Bei der Freizeitgestaltung kristallisieren sich in der Studie drei Gruppen heraus: Die normalen Freizeitler (52 Prozent), die alles Mögliche machen, die Vielseitigen (24 Prozent), die sich zusätzlich zahlreichen musisch-kulturellen Aktivitäten widmen, und die Medienkonsumenten (24 Prozent). Letztere sind vor allem Jungen und überwiegend aus unteren sozialen Schichten. In der Mehrheit der Familien gelten Regeln für die Mediennutzung. Immerhin erklärten 24 Prozent der Kinder, dass sie tagsüber fernsehen, Computer oder Spielkonsole spielen dürften, wann immer sie wollten. Darunter war der Anteil der sogenannten Medienkonsumenten höher als der der normalen Freizeitler oder der Vielseitigen. Zugleich gaben die Kinder, für die es keine klaren Regeln beim Medienkonsum gelten, häufiger als andere an, es gebe immer wieder Streit mit den Eltern über die Dauer der Mediennutzung. Auch Kinder, die ihren Eltern ein Zuwendungsdefizit bescheinigen, hatten häufiger Streit zu Hause wegen des Computerspielens oder Fernsehens.

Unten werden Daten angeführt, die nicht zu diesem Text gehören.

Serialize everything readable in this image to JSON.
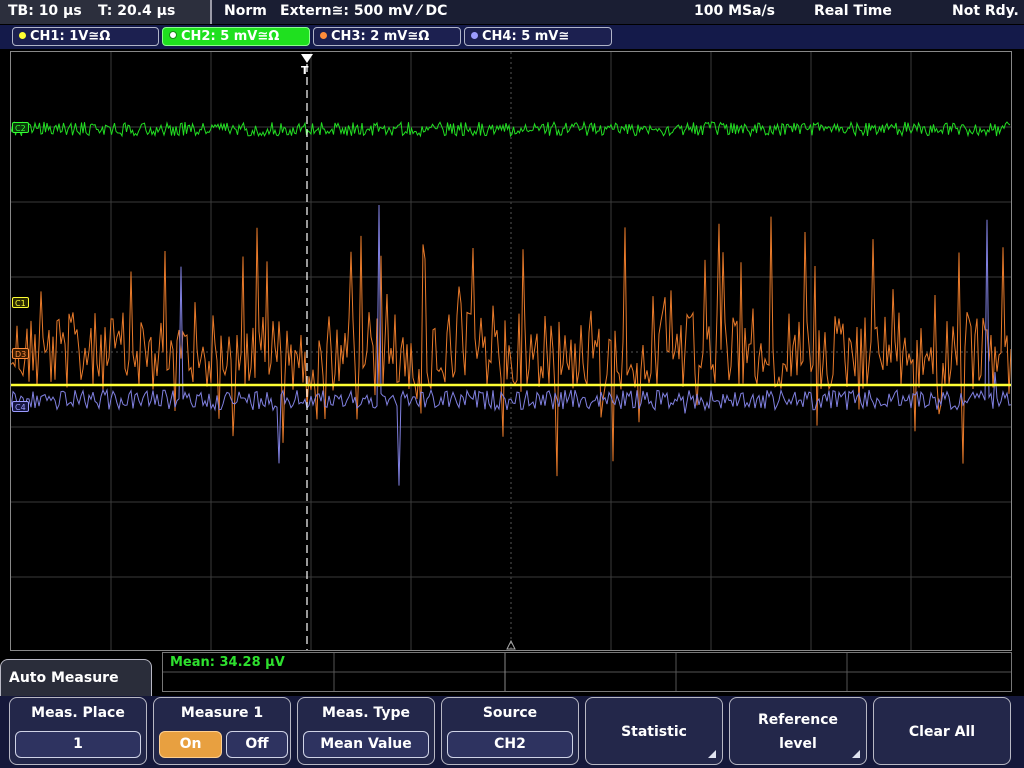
{
  "status": {
    "timebase": "TB: 10 µs",
    "trigger_time": "T: 20.4 µs",
    "mode": "Norm",
    "trigger_source": "Extern≅: 500 mV ⁄ DC",
    "sample_rate": "100 MSa/s",
    "acq_mode": "Real Time",
    "ready_state": "Not Rdy."
  },
  "channels": [
    {
      "label": "CH1: 1V≅Ω",
      "color": "#ffff33",
      "active": false
    },
    {
      "label": "CH2: 5 mV≅Ω",
      "color": "#33ff33",
      "active": true
    },
    {
      "label": "CH3: 2 mV≅Ω",
      "color": "#ff8c3a",
      "active": false
    },
    {
      "label": "CH4: 5 mV≅",
      "color": "#9c9cff",
      "active": false
    }
  ],
  "markers": {
    "c2": "C2",
    "c1": "C1",
    "c3": "D3",
    "c4": "C4",
    "trigger": "T"
  },
  "measurement": {
    "result": "Mean: 34.28 µV"
  },
  "menu": {
    "title": "Auto Measure"
  },
  "softkeys": {
    "meas_place": {
      "title": "Meas. Place",
      "value": "1"
    },
    "measure1": {
      "title": "Measure 1",
      "on": "On",
      "off": "Off",
      "state": "on"
    },
    "meas_type": {
      "title": "Meas. Type",
      "value": "Mean Value"
    },
    "source": {
      "title": "Source",
      "value": "CH2"
    },
    "statistic": {
      "label": "Statistic"
    },
    "reference": {
      "line1": "Reference",
      "line2": "level"
    },
    "clear_all": {
      "label": "Clear All"
    }
  },
  "colors": {
    "ch1": "#ffff33",
    "ch2": "#22dd22",
    "ch3": "#e87a2a",
    "ch4": "#8080e0",
    "grid": "#3a3a3a"
  }
}
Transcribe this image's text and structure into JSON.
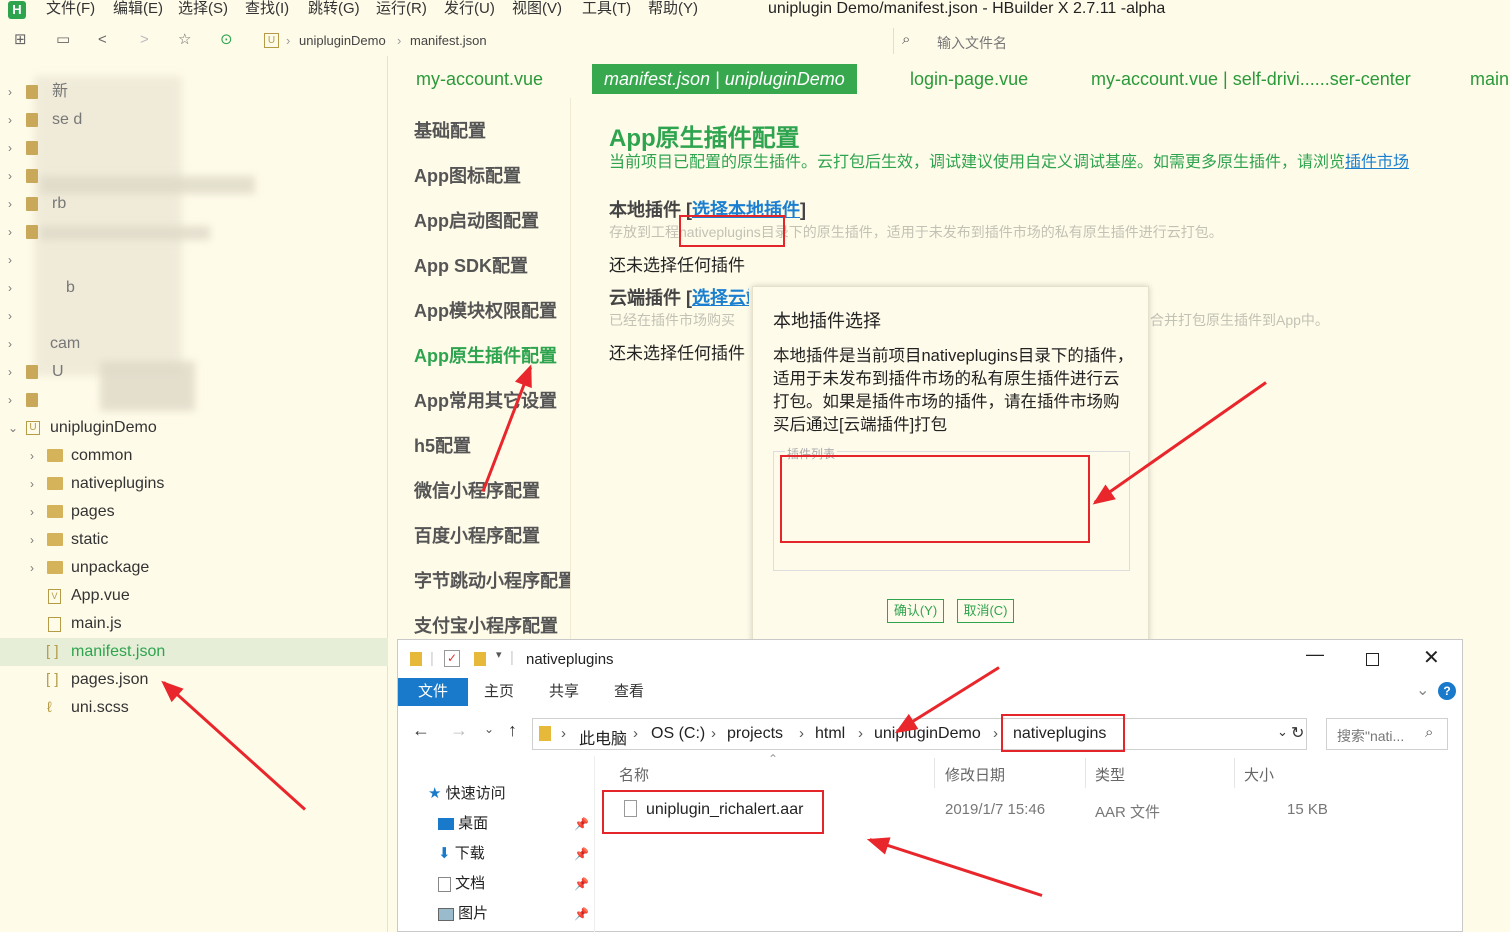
{
  "window": {
    "title": "uniplugin Demo/manifest.json - HBuilder X 2.7.11 -alpha",
    "logo": "H"
  },
  "menu": [
    "文件(F)",
    "编辑(E)",
    "选择(S)",
    "查找(I)",
    "跳转(G)",
    "运行(R)",
    "发行(U)",
    "视图(V)",
    "工具(T)",
    "帮助(Y)"
  ],
  "toolbar": {
    "breadcrumb": [
      "unipluginDemo",
      "manifest.json"
    ],
    "file_search_placeholder": "输入文件名"
  },
  "sidebar": {
    "blurred": [
      "新",
      "se d",
      "",
      "",
      "rb",
      "",
      "b",
      "cam",
      "U"
    ],
    "project": "unipluginDemo",
    "folders": [
      "common",
      "nativeplugins",
      "pages",
      "static",
      "unpackage"
    ],
    "files": [
      {
        "name": "App.vue",
        "icon": "vue-file-icon"
      },
      {
        "name": "main.js",
        "icon": "js-file-icon"
      },
      {
        "name": "manifest.json",
        "icon": "json-file-icon",
        "selected": true
      },
      {
        "name": "pages.json",
        "icon": "json-file-icon"
      },
      {
        "name": "uni.scss",
        "icon": "scss-file-icon"
      }
    ]
  },
  "tabs": [
    "my-account.vue",
    "manifest.json | unipluginDemo",
    "login-page.vue",
    "my-account.vue | self-drivi......ser-center",
    "main"
  ],
  "config_nav": [
    "基础配置",
    "App图标配置",
    "App启动图配置",
    "App SDK配置",
    "App模块权限配置",
    "App原生插件配置",
    "App常用其它设置",
    "h5配置",
    "微信小程序配置",
    "百度小程序配置",
    "字节跳动小程序配置",
    "支付宝小程序配置"
  ],
  "config_nav_active": 5,
  "main": {
    "title": "App原生插件配置",
    "desc_pre": "当前项目已配置的原生插件。云打包后生效，调试建议使用自定义调试基座。如需更多原生插件，请浏览",
    "desc_link": "插件市场",
    "local_title": "本地插件",
    "local_link": "选择本地插件",
    "local_note_a": "存放到工程",
    "local_note_dir": "nativeplugins",
    "local_note_b": "目录下的原生插件，适用于未发布到插件市场的私有原生插件进行云打包。",
    "none_selected": "还未选择任何插件",
    "cloud_title": "云端插件",
    "cloud_link": "选择云端插件",
    "cloud_note_a": "已经在插件市场购买",
    "cloud_note_b": "合并打包原生插件到App中。",
    "none_selected_2": "还未选择任何插件"
  },
  "dialog": {
    "title": "本地插件选择",
    "desc": "本地插件是当前项目nativeplugins目录下的插件，适用于未发布到插件市场的私有原生插件进行云打包。如果是插件市场的插件，请在插件市场购买后通过[云端插件]打包",
    "list_label": "插件列表",
    "ok": "确认(Y)",
    "cancel": "取消(C)"
  },
  "explorer": {
    "title": "nativeplugins",
    "ribbon": [
      "文件",
      "主页",
      "共享",
      "查看"
    ],
    "path": [
      "此电脑",
      "OS (C:)",
      "projects",
      "html",
      "unipluginDemo",
      "nativeplugins"
    ],
    "search_placeholder": "搜索\"nati...",
    "quick_access": "快速访问",
    "nav": [
      "桌面",
      "下载",
      "文档",
      "图片"
    ],
    "columns": [
      "名称",
      "修改日期",
      "类型",
      "大小"
    ],
    "files": [
      {
        "name": "uniplugin_richalert.aar",
        "date": "2019/1/7 15:46",
        "type": "AAR 文件",
        "size": "15 KB"
      }
    ]
  },
  "colors": {
    "accent": "#2ea44f",
    "annotation": "#e4262b",
    "background": "#fffbe9",
    "link": "#1a7fd0"
  }
}
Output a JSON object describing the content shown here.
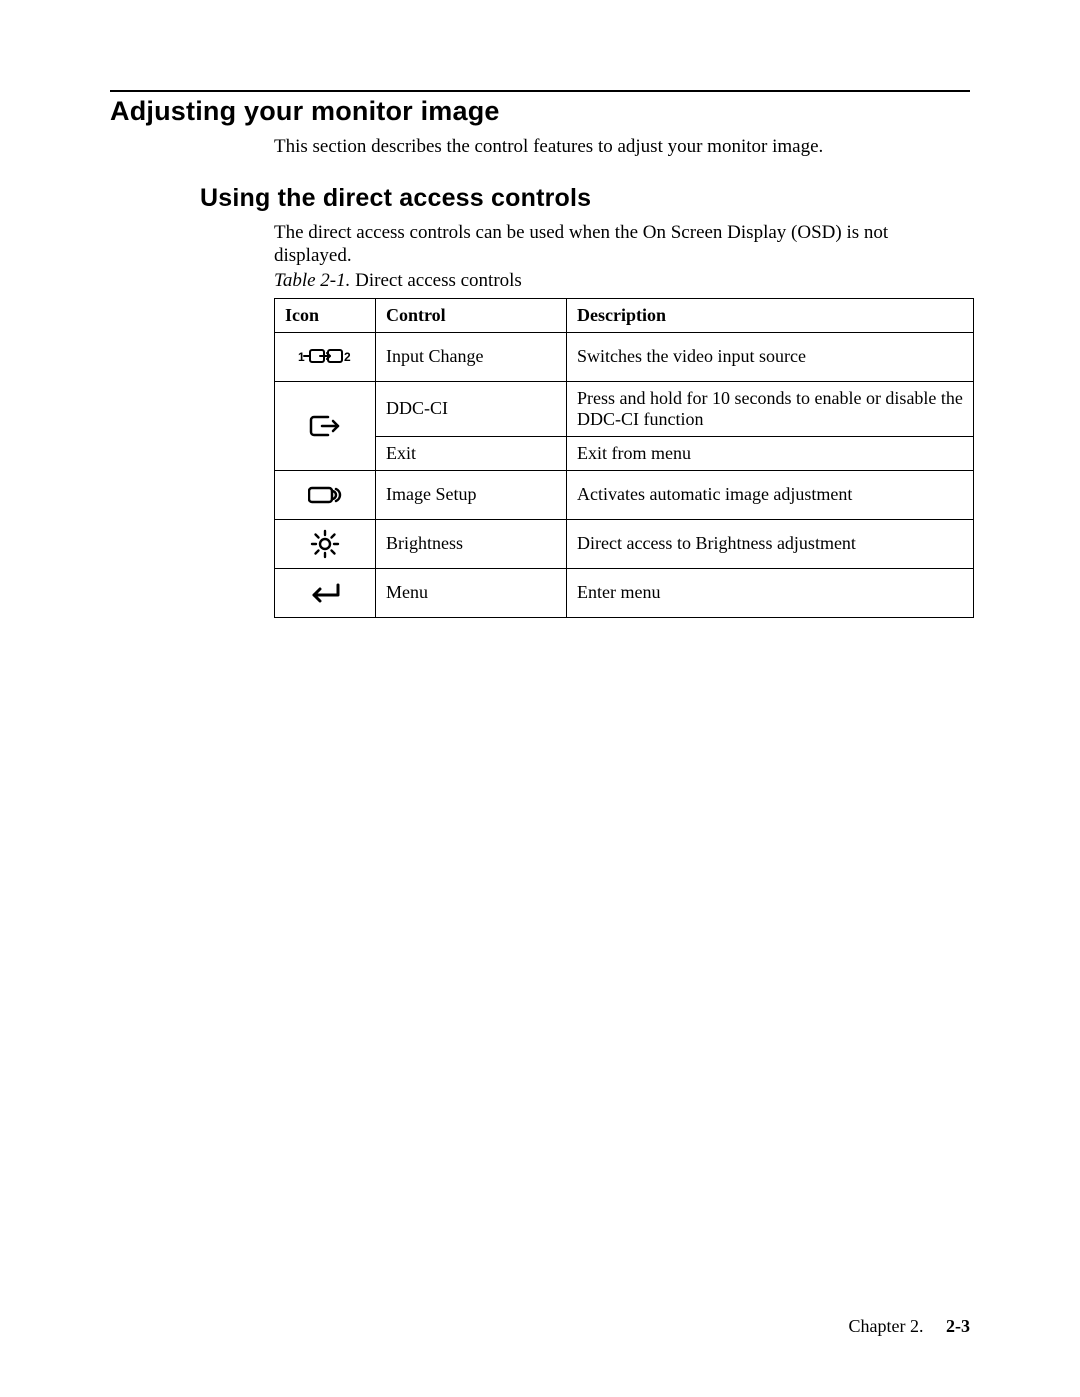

"Zu Zuwendung gehört auch Kontrolle", erklärte Hurrelmann. "Erziehen ist eine Beziehung", in der Regeln definiert würden. Kindern keine freie Bahn zu lassen, sei für diese auch ein Signal: "Der Andere nimmt mich ernst." Dass gerade Familien aus unteren - und damit finanziell oft nicht sehr gut gestellten - Schichten viel Geld für Spielkonsolen, Gameboys etc. für ihre Kinder ausgäben, zeigt nach Ansicht Hurrelmanns die Hilflosigkeit vieler Eltern im Umgang mit der Sehnsucht ihrer Kinder nach Unterhaltungsmedien.
Zuwendung der Eltern ist dabei aus Kindersicht sehr wichtig, aber nicht ständig erwünscht - lieber zeitweise und dann intensiv. "Das dürfte alle berufstätigen Eltern erleichtern", sagen Hurrelmann und Andresen. Die Studie belegt den Trend weg von der Ein-Mann-Verdiener-Familie (40 Prozent) zur doppelten Berufstätigkeit (51 Prozent). "Das wirkt sich aber nicht auf die Zufriedenheit der Kinder aus. Im Gegenteil: Die Kinder wünschen sich Eltern, die sozial integriert sind. Über zu wenig elterliche Zuwendung beklagen sich hingegen öfter Kinder, deren Eltern arbeitslos sind und wenig Struktur im Alltag bieten."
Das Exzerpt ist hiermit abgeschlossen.